In diesem Jahr versuchte der „Ruf der Ausgeschlossenen“ diejenigen zu erreichen, die immer noch nichts von einem der größten Skandale im Zuge der Privatisierung staatlichen Eigentums am Ende des 20. Jahrhunderts hören wollen: vom Verkauf des einst staatlichen Unternehmens Vale do Rio Doce (CVRD), der größten und am breitesten diversifizierten Bergwerksgesellschaft auf dem gesamten amerikanischen Kontinent und der zweitgrößten weltweit. CVRD, 1942 als staatseigener Betrieb in Itabira gegründet, besitzt unter anderem Eisen- und Aluminiumreserven, die Brasiliens Bedarf der nächsten drei Jahrhunderte decken könnte. Das Bergbau- und Logistikunternehmen ist außerdem Anbieter von Nickel, Mangan, Kohle, Bauxit, Kaolin, Kupfer und Kaliumkarbonat. Allein ein Drittel der Erlöse aus dem dritten Quartal von 2006 entsprechen dem Preis, den die Staatskasse für den Verkauf ihrer Aktien vor zehn Jahren erzielt hat.

„Der Vale-Verkauf ist ungültig.

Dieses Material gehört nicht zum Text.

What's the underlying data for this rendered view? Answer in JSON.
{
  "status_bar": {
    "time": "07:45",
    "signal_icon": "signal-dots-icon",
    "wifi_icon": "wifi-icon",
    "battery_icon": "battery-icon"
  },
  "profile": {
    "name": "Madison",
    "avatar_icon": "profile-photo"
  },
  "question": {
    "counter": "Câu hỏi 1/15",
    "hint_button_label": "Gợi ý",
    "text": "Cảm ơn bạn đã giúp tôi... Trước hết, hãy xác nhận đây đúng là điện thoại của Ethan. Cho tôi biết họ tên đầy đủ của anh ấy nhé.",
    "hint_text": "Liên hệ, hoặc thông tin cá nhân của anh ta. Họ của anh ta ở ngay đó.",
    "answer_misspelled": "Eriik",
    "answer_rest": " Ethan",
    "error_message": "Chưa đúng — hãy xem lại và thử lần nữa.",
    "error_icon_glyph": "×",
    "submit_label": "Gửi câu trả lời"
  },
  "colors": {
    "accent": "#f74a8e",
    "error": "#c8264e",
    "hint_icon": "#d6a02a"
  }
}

Das Los von Brasilien ist unser Los“ lautet der diesjährige Slogan der „Ausgeschlossenen“, die sich auf Initiative des fortschrittlichsten Flügels der katholischen Landeskirche Jahr für Jahr auf den Straßen versammeln. Nach und nach war es den Initiatoren gelungen, die gesellschaftlichen Kräfte zu integrieren, die sich am meisten engagieren, darunter die Bewegung der Landlosen (MST) und die Gewerkschaft CUT. 2007 ist die Bewegung enorm gewachsen, nachdem eine Kampagne, die sich über ein Jahr hinzog, nicht weniger als 62 Organisationen, Gewerkschaften und Vereine mobilisieren konnte. Große Hoffnung setzt diese breite Front nun in das Instrument der informellen Volksabstimmung, die im Jahr 2000 eingeführt wurde.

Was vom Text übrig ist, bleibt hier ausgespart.